In sé la cosa non avrebbe nulla di strano, se non fosse che il prepuzio tagliato del Salvatore ha, nel corso del tempo, scatenato acerrime lotte e controversie.

Il Medioevo, si sa, fu l’ “epoca d’oro” delle reliquie: oltre ai corpi (incorrotti e non) dei santi, o ai frammenti di legno della Santa Croce, comparivano di volta in volta le reliquie più varie e fantasiose. Il campionario comprendeva il latte della Vergine, le tre vertebre della coda dell’asino cavalcato da Cristo al suo ingresso a Gerusalemme, il pelo della barba di San Giovanni Battista, la cinta di Maria caduta a terra durante la sua ascensione al cielo e addirittura un piolo della scala vista (in sogno!) da Giacobbe.

Il Santo Prepuzio era una delle reliquie più gettonate: a seconda della fonte, in varie città europee c’erano otto, dodici, quattordici o addirittura diciotto diversi Santi Prepuzi. Contemporaneamente.

Secondo la versione “ufficiale” dell’epoca, Carlo Magno, mentre pregava presso il Santo Sepolcro, avrebbe ricevuto in dono il Prepuzio da un angelo. In seguito, l’avrebbe regalato a Leone III il 25 dicembre 800  in occasione della sua incoronazione. Secondo un’altra versione invece il prepuzio sarebbe un dono di Irene di Bisanzio, ricevuto da Carlo Magno in occasione delle nozze. Leone III collocò la reliquia nel Sancta sanctorum della Basilica di San Giovanni in Laterano a Roma, assieme alle altre.

Ma Roma era soltanto un nome tra gli altri, sull’affollata mappa delle basiliche che rivendicavano il possesso del Santo Prepuzio: ce n’era uno a Santiago di Compostela, uno a Coulombs nella diocesi di Chartres (Francia), uno a Chartres stessa;  e anche le chiese di Besançon, Metz, Hildesheim, Charroux, Conques, Langres, Anversa, Fécamp, Puy-en-Velay, e Auvergne ritenenevano ciascuna di essere in possesso dell’unico vero Santo Prepuzio.

Uno dei più famosi prepuzi era quello conservato dal 1100 in poi ad Anversa, prepuzio che era stato venduto al re Baldovino I di Gerusalemme in quel di Palestina nel corso di una crociata. Durante una messa, il vescovo di Cambray ne vide uscire tre gocce di sangue che macchiarono i lini dell’altare. In onore di questo santissimo e sanguinante pezzetto di pelle, nonché della macchiata tovaglia, venne subito costruita una speciale cappella e vennero periodicamente tenute festose processioni; il miracoloso prepuzio divenne oggetto di culto e meta di pellegrinaggi.

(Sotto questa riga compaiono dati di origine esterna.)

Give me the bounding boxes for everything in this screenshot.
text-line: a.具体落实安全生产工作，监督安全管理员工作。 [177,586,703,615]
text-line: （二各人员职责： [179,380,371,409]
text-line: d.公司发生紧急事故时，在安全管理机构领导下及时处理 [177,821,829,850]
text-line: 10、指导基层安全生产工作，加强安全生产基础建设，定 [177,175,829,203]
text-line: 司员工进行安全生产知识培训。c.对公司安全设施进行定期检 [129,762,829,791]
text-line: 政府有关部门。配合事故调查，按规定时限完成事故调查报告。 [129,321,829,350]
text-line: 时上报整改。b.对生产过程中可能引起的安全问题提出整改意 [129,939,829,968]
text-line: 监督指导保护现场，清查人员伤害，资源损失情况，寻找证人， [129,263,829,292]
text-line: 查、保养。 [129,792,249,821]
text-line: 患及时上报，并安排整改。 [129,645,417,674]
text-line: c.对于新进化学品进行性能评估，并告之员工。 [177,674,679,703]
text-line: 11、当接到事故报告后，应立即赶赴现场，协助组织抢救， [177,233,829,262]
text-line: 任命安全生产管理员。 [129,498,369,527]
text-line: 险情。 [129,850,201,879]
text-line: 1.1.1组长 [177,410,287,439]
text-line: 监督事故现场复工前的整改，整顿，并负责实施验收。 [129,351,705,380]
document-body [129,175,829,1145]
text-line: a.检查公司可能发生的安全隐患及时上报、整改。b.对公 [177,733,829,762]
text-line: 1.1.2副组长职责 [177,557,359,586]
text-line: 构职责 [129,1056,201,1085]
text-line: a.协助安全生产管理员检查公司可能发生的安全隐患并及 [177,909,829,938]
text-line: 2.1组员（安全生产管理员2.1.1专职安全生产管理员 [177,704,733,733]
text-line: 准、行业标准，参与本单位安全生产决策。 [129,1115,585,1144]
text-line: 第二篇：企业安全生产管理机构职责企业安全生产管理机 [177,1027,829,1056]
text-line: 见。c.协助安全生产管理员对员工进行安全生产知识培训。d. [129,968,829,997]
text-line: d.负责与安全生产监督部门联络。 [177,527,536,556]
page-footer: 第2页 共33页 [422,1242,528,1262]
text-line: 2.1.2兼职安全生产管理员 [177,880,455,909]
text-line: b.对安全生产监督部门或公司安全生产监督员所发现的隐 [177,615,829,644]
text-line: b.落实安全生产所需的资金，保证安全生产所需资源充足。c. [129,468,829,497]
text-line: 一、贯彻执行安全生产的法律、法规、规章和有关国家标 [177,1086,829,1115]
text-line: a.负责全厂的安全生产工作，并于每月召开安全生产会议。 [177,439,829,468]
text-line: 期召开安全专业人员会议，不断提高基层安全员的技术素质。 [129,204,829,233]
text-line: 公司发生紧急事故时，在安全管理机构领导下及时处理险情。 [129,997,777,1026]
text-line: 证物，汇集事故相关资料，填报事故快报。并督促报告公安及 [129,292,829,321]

Nel 1557 venne rinvenuto un Santo Prepuzio nella cittadina di Calcata (Viterbo). Il Prepuzio di Calcata è degno di nota perché è il più longevo di cui si abbia notizia: il reliquiario venne portato in processione anche recentemente (nel 1983) durante la Festa della Circoncisione. La tradizione ebbe fine quando dei ladri rubarono il contenitore ricoperto di gioielli e le reliquie in esso contenute.

Il Prepuzio di Calcata fu anche al centro di un acceso dibattito teologico. Infatti i  monaci di una abbazia rivale, quella di Charroux, sostenevano che il Santo Prepuzio conservato nella loro chiesa fosse stato donato direttamente, dall’immancabile Carlo Magno. Nei primi anni del XII secolo il Prepuzio venne portato in processione fino a Roma, perché Innocenzo III ne verificasse l’autenticità, ma il Papa rifiutò di farlo. La reliquia in seguito andò perduta, per ricomparire solo nel 1856, quando un operaio che lavorava nell’abbazia dichiarò di aver trovato il reliquiario nascosto nello spessore di un muro. La riscoperta portò ad uno scontro teologico con il Prepuzio ufficiale di Calcata, che era venerato ufficialmente dalla Chiesa da centinaia di anni. Nel 1900 la Chiesa risolse il dilemma vietando a chiunque di scrivere o parlare del Santo Prepuzio, pena la scomunica (Decreto no. 37 del 3 febbraio 1900). Nel 1954, dopo lungo dibattito, la punizione venne portata al vitandi (persona da evitare), il grado più grave della scomunica; successivamente il Concilio Vaticano Secondo rimosse dal calendario liturgico la festività della Circoncisione di Cristo.

Il Santo Prepuzio di Calcata rimase per lungo tempo l’ultimo sopravvissuto ai vari saccheggi. A seguito del furto in epoca moderna del reliquiario di Calcata, non si sa se qualcuno dei Prepuzi sia tuttora esistente. Il mistero riguardante una delle più bizzarre reliquie della storia cristiana resiste ancora.